Sebastião Salgado, José Bové e a esquerda mauricinha européia acham bonito o que não é espelho
Mês passado foi inaugurada uma exposição de fotografias do Sebastião Salgado no Barbican Centre aqui em Londres. Não sei se o trabalho desse nosso filho pródigo é muito conhecido no Brasil. Mas na Europa o Sebastião Salgado é provavelmente o mais conhecido fotojornalista da atualidade. A exposição Exodus, que retrata diversas populações de refugiados em todo o mundo, é um verdadeiro triunfo de bilheteria e de crítica.
O público, bem educado e bem vestido, entra na fila depois do almoço de domingo, paga o equivalente a 30 reais por ingresso e tem o privilégio de ver lindas fotografias de gente invariavelmente pobre, maltratada, faminta e triste. As fotos são todas num impecável preto & branco que distancia, filtra e idealiza a miséria. A composição virtuosa das fotos atribui à miséria humana um caráter fantasioso, como se a realidade retratada ocorresse em um outro mundo. Alguns retratos chegam a lançar mão de sutis efeitos especiais e a cabeça das criancinhas pobres "que nunca sorriem" é envolvida por uma tênue auréola, como se fossem santinhos.

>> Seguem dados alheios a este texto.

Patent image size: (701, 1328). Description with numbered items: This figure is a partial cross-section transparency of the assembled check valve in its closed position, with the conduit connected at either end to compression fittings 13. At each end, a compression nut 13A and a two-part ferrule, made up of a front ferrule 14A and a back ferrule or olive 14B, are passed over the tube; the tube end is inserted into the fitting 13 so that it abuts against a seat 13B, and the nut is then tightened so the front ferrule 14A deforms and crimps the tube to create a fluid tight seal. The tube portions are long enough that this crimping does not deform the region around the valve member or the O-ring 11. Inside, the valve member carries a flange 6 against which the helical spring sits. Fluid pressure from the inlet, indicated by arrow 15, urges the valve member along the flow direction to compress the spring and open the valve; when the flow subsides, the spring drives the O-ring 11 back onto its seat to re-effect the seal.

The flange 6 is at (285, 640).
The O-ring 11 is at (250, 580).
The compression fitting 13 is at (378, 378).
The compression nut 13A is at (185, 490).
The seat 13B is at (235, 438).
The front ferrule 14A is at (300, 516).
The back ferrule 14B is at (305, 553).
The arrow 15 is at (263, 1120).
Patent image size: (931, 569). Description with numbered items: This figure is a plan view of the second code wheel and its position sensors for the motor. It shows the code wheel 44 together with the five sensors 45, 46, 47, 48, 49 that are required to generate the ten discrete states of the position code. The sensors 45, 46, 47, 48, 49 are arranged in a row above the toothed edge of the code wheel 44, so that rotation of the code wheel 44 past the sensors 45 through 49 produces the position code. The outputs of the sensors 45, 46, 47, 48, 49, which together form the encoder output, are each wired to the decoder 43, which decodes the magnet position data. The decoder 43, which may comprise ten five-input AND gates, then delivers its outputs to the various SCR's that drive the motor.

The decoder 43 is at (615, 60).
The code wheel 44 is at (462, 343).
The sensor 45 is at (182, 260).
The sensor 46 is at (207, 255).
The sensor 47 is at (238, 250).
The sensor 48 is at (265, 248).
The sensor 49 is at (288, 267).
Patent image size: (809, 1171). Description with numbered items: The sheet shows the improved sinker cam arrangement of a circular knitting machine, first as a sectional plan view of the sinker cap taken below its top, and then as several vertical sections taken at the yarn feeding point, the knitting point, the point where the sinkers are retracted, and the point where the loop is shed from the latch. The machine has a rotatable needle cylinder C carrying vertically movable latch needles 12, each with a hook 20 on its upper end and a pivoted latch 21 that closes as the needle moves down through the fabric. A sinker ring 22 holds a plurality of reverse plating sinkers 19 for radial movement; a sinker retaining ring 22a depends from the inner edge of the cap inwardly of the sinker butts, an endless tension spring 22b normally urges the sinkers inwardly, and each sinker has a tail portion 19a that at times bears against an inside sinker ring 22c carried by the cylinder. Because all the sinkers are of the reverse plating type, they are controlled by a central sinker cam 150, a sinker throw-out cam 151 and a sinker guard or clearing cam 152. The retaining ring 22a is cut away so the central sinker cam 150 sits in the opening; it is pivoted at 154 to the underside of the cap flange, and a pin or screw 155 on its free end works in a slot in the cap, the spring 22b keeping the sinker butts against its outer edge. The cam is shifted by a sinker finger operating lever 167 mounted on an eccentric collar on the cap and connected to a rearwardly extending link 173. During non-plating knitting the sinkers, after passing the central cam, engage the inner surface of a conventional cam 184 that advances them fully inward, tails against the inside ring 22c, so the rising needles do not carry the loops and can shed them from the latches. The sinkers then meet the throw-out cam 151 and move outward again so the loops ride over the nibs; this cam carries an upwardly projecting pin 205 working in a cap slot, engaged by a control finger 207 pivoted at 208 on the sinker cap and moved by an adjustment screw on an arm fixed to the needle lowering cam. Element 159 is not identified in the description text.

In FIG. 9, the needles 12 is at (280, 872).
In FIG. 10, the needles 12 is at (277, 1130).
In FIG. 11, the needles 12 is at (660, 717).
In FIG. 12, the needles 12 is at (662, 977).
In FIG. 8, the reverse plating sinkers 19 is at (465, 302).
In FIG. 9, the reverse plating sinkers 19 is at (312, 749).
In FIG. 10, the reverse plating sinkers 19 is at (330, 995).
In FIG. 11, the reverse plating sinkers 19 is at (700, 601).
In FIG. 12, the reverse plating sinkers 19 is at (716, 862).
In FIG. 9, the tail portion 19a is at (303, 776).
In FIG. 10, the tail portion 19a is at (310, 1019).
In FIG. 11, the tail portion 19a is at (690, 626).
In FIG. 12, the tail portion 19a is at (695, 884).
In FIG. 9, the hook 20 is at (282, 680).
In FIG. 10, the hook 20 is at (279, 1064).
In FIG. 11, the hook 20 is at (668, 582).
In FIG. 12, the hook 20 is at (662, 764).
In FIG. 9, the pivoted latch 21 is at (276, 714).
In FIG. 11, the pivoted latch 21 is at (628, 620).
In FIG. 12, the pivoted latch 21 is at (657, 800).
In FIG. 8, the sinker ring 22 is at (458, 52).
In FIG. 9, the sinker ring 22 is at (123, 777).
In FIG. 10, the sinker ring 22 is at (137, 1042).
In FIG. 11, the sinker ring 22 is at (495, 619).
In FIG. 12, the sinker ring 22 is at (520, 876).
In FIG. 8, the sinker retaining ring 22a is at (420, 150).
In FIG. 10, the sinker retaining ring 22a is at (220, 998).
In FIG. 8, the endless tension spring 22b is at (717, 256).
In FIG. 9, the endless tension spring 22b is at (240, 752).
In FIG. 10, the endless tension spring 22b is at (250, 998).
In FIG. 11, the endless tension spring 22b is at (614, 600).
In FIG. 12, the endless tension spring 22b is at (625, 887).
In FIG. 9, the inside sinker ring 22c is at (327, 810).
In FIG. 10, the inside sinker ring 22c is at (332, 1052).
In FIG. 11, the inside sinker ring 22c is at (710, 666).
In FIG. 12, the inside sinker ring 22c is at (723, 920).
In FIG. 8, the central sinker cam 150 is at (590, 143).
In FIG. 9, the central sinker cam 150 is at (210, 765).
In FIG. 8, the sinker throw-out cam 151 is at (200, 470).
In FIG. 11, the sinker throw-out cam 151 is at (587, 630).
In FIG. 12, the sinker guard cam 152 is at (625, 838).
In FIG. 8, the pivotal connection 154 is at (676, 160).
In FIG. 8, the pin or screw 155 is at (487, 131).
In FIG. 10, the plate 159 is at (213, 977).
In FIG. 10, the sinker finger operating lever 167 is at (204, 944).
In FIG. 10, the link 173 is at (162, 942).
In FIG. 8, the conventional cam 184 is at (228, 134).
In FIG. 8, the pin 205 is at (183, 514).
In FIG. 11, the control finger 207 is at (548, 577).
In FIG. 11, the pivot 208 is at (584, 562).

Sebastião Salgado é sem dúvida um grande mestre da fotografia. Só mesmo um virtuoso conseguiria retratar a tragédia de pobres e oprimidos de forma tão bonita e digerível, para não ofender o bom gosto e os delicados estômagos europeus. A desgraça alheia é um artigo de consumo como qualquer outro. O público paga para sentir pena dos outros, para se masturbar com pornografia humanitária. E depois dessa exposição hipócrita, pode-se pegar uma telinha ou comer uma pizza de mussarela de búfala com tomates secos. A Europa adora sentir pena de pobre. Porque o sentimento de pena "ao contrário da compaixão" camufla uma porca vaidade. Quem sente pena está por cima e pode se dar ao luxo de ser generoso. Já o objeto da pena é sempre um coitado.
O Brasil é muitas vezes tema dessa relação dos bonzinhos com os coitados. Europeu goza nas calças ao ver favelas e menores abandonados. Em Paris, abriram um bar com o nome de Favela Chic (onde o preço da caipirinha, em euros, equivale a 20 reais). Não sei quanto o Sebastião Salgado ganha, mas para mim isso é irrelevante. Não acho que só porque ele retrata a miséria, a sua responsabilidade com relação a ela seja diferente da minha ou da de qualquer outro ser humano. Considero o trabalho dele ruim. Mas o meu problema é com a esquerdinha liberal européia, fofinha e mauricinha, que o aplaude com as mãos cheias de sangue.
Ativismo com subsídio
Sabe aquele francês bigodudo com cara de Asterix, o José Bové? Ele é líder dos fazendeiros franceses e virou herói do movimento antiglobalização porque gosta de depredar McDonald's. Mas em nome do que exatamente ele ataca com tanta fúria o imperialismo americano?
Vamos lá: não é só na Índia que as vacas são sagradas. Na Europa também. Todo e qualquer bovino europeu recebe um subsídio diário equivalente a 10 reais, muito mais do que muitos seres humanos em países pobres. Porque subsidiada, esta carne européia ? assim como tantos outros produtos agrícolas ? pode ser vendida nos países pobres a preço de banana. O pobre agricultor africano não consegue competir e passa fome. Pois bem, é defendendo essa política assassina de subsídios que José Bové depreda McDonald's.
Também sou contra o imperialismo e não gosto de Big Mac. Mas prefiro um inimigo declarado do que um falso amigo. Socorro! Boas intenções estão nos levando para o inferno. Quem é rico deveria simplesmente dar o que é devido a quem é pobre ? e parar de derramar lágrimas de crocodilo diante de fotos de criancinhas com nariz melequento.